"Hay voces que no nacen en la garganta, sino en el vacío que deja la muerte."
El pueblo dormía bajo el manto de la niebla. Calles estrechas, casas de piedra, campanas que ya no sonaban porque nadie se atrevía a tocarlas de noche. La gente sabía —aunque fingía olvidar— que en las horas en que la luna se ocultaba tras las nubes, algo caminaba entre las sombras. No era un cuerpo, no era un animal: era un susurro.

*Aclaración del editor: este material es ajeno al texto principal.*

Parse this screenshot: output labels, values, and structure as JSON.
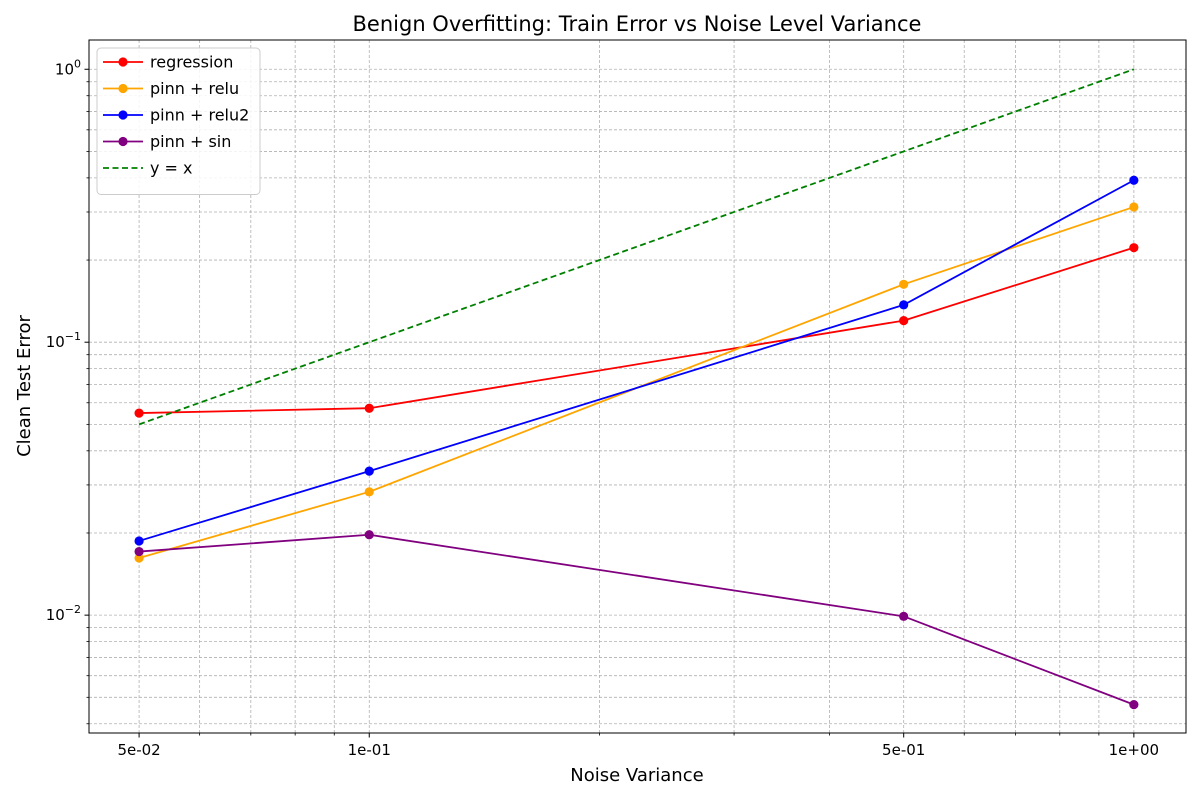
{
  "chart_data": {
    "type": "line",
    "title": "Benign Overfitting: Train Error vs Noise Level Variance",
    "xlabel": "Noise Variance",
    "ylabel": "Clean Test Error",
    "xscale": "log",
    "yscale": "log",
    "xlim": [
      0.043,
      1.17
    ],
    "ylim": [
      0.0037,
      1.28
    ],
    "xticks": [
      0.05,
      0.1,
      0.5,
      1.0
    ],
    "xtick_labels": [
      "5e-02",
      "1e-01",
      "5e-01",
      "1e+00"
    ],
    "yticks": [
      0.01,
      0.1,
      1.0
    ],
    "ytick_labels": [
      {
        "base": "10",
        "exp": "−2"
      },
      {
        "base": "10",
        "exp": "−1"
      },
      {
        "base": "10",
        "exp": "0"
      }
    ],
    "grid": true,
    "legend_position": "upper left",
    "x": [
      0.05,
      0.1,
      0.5,
      1.0
    ],
    "series": [
      {
        "name": "regression",
        "color": "#ff0000",
        "style": "solid",
        "marker": true,
        "values": [
          0.055,
          0.0573,
          0.12,
          0.222
        ]
      },
      {
        "name": "pinn + relu",
        "color": "#ffa500",
        "style": "solid",
        "marker": true,
        "values": [
          0.0162,
          0.0283,
          0.163,
          0.313
        ]
      },
      {
        "name": "pinn + relu2",
        "color": "#0000ff",
        "style": "solid",
        "marker": true,
        "values": [
          0.0187,
          0.0337,
          0.137,
          0.392
        ]
      },
      {
        "name": "pinn + sin",
        "color": "#800080",
        "style": "solid",
        "marker": true,
        "values": [
          0.0171,
          0.0197,
          0.0099,
          0.0047
        ]
      },
      {
        "name": "y = x",
        "color": "#008000",
        "style": "dashed",
        "marker": false,
        "values": [
          0.05,
          0.1,
          0.5,
          1.0
        ]
      }
    ]
  }
}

Un espíritu, condenado a vagar, lloraba entre los muros olvidados de un antiguo cementerio. Nadie escuchaba su voz, salvo un muchacho que, incapaz de dormir, buscaba consuelo en el silencio nocturno. Se llamaba Adrien, y era un simple humano, sin linaje noble ni dones que lo hicieran distinto. Pero tenía un corazón curioso, demasiado sensible al misterio, demasiado dispuesto a escuchar lo que otros temían.
Y así ocurrió: en una de esas noches de niebla espesa, oyó por primera vez la voz. No era grito ni canto, era un murmullo suave, quebrado, como si cada palabra se arrastrara cargando cadenas invisibles. No entendió lo que decía, pero la escuchó en lo más profundo de su alma. Era dolor, era amor, era soledad. Y ese instante bastó para que nada volviera a ser igual.
La voz pertenecía a Elyra, un espíritu perdido en la frontera de los mundos. Su historia había sido arrancada del tiempo; nadie recordaba su rostro, ni la razón de su condena. Solo quedaba su presencia, ligera como el humo, frágil como la brisa. Y sin embargo, en sus palabras había una ternura que atravesaba la muerte.
Adrien respondió. Al principio con silencio, luego con preguntas, después con confesiones. No sabía si hablaba con un eco o con una ilusión, pero no podía apartarse. Y Elyra, sorprendida, lo escuchó. Nadie la había escuchado en siglos. Nadie le había respondido nunca.
Así nació un vínculo imposible.
Un humano de carne y hueso, condenado a morir.
Un espíritu de voz y memoria, condenado a no vivir.
El velo entre ellos era cruel: si Adrien cruzaba, perdería su alma; si Elyra tocaba la tierra, desaparecería en cenizas. Y sin embargo, entre sus palabras surgió algo más fuerte que la condena: surgió el amor.
El pueblo, ajeno a su secreto, aún rezaba para que los muertos descansaran. Pero las oraciones nunca alcanzaban, porque a veces lo que muere no es el cuerpo, sino la oportunidad de amar.
Esa era la maldición de Elyra. Ese sería el sacrificio de Adrien.
Y en la oscuridad, entre susurros, ambos comenzarían una historia destinada a terminar en tragedia.